La sorpresa en los mundos de las letras y la música solo puede ser comparable a
la que seguro ha sido una legendaria, hipnótica, imbatible sonrisita pícara del
galardonado al enterarse, perdido
como siempre en su gira interminable alrededor del mundo, al margen del
mito. Era el eterno aspirante, así como un recurrente chiste entre los más
escépticos y, sobre todo, más ortodoxos. ¿Un músico, cuya única obra en prosa
fue un fracaso, cosechando el mayor de los premios literarios? Imposible. Pero
lo imposible –y vivir a contracorriente- es lo que mejor se le ha dado a este
compositor que cambió como nadie el concepto de canción popular en el siglo XX,
añadiendo una particular dimensión poética a la música cantada. Y tan
importante como ese determinante hecho: su influencia, reconocida por los
Beatles, los Rolling Stones, Bruce Springsteen y cualquier icono del rock y el
pop que venga a la cabeza, no ha hecho más que crecer a medida que ha pasado el
tiempo.

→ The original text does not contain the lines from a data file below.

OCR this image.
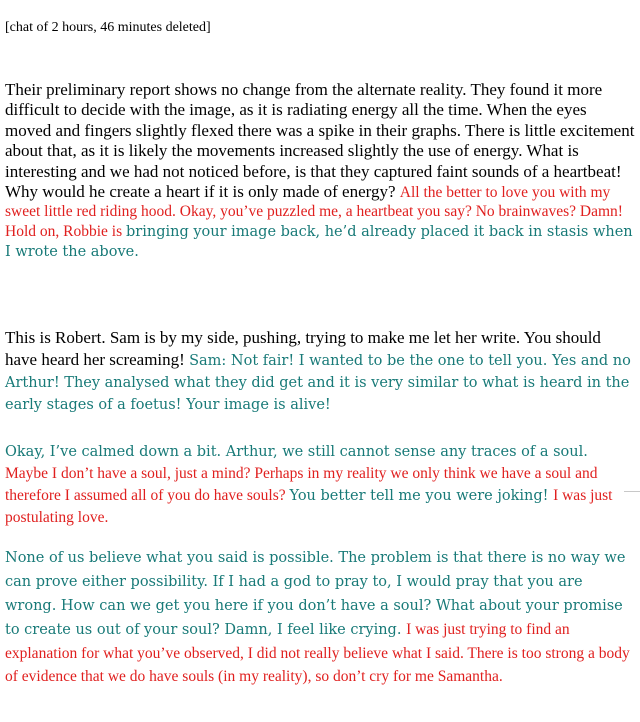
[chat of 2 hours, 46 minutes deleted]

Their preliminary report shows no change from the alternate reality. They found it more difficult to decide with the image, as it is radiating energy all the time. When the eyes moved and fingers slightly flexed there was a spike in their graphs. There is little excitement about that, as it is likely the movements increased slightly the use of energy. What is interesting and we had not noticed before, is that they captured faint sounds of a heartbeat! Why would he create a heart if it is only made of energy? All the better to love you with my sweet little red riding hood. Okay, you’ve puzzled me, a heartbeat you say? No brainwaves? Damn! Hold on, Robbie is bringing your image back, he’d already placed it back in stasis when I wrote the above.

This is Robert. Sam is by my side, pushing, trying to make me let her write. You should have heard her screaming! Sam: Not fair! I wanted to be the one to tell you. Yes and no Arthur! They analysed what they did get and it is very similar to what is heard in the early stages of a foetus! Your image is alive!

Okay, I’ve calmed down a bit. Arthur, we still cannot sense any traces of a soul. Maybe I don’t have a soul, just a mind? Perhaps in my reality we only think we have a soul and therefore I assumed all of you do have souls? You better tell me you were joking! I was just postulating love.

None of us believe what you said is possible. The problem is that there is no way we can prove either possibility. If I had a god to pray to, I would pray that you are wrong. How can we get you here if you don’t have a soul? What about your promise to create us out of your soul? Damn, I feel like crying. I was just trying to find an explanation for what you’ve observed, I did not really believe what I said. There is too strong a body of evidence that we do have souls (in my reality), so don’t cry for me Samantha.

Ahora, con este premio, y tras haber
recibido antes el Pulitzer o el Premio
Príncipe de Asturias de las Artes, la onda expansiva da para otro siglo.
El bing bang
comenzó a principios de los años sesenta, cuando un Dylan chaval abandonó su
pueblo de Minnesota para trasladarse a Nueva York con el fin de dedicarse a la
música y conocer en persona a su ídolo musical Woody Guthrie. Provisto de una
gorra y una guitarra acústica, incluso inventándose parte de su biografía,
recaló en Greenwich Village, el bohemio barrio de Manhattan poblado de cafés y
clubes donde conoció ya la palabra afilada de los combatientes cantautores Pete
Seeger, Ramblin' Jack Elliott o Dave Van Ronk. Componía a partir del contacto
con ellos pero también de la poesía de los surrealistas franceses,
especialmente de Arthur Rimbaud, y devorando la prensa diaria, que le daba
combustible para esas primeras canciones que cambiaron la cara del folk
norteamericano y le dieron un carácter contestatario sin renunciar al aspecto
poético. Composiciones como Blowin’
in the wind, Masters of War, The Times They Are a Changing, A Hard Rain's a-Gonna
Fall, Mr Tambourine Man o Chimes of Freedom llegaron al corazón
de la generación de los sesenta, donde se fraguó la contracultura. “Venid
senadores, congresistas, por favor oíd la llamada, / y no os quedéis en el
umbral, no bloqueéis la entrada, / porque resultará herido el que se oponga, /
fuera hay una batalla furibunda, / pronto golpeará vuestras ventanas y crujirán
vuestros muros, / porque los tiempos están cambiando”, cantaba en 1964 con su
voz nasal en The Times They Are a Changing, anticipándose al revuelo
social y político de Norteamérica.
Fueron en esos primeros sesenta, en su tránsito
diario de trovador por Greenwich Village, cuando conoció a los poetas beat.
Aquello determinó aún más su visión literaria, a la que impregnó de una fuerza
contracultural más incisiva, repleta de instinto y mordiente. Se relacionaba
con Jack Kerouac, Neal Cassady, William Burroughs, Herbert Huncke, John Clellon
Holmes o Allen Ginsberg, pero aún más importante: había vasos comunicantes.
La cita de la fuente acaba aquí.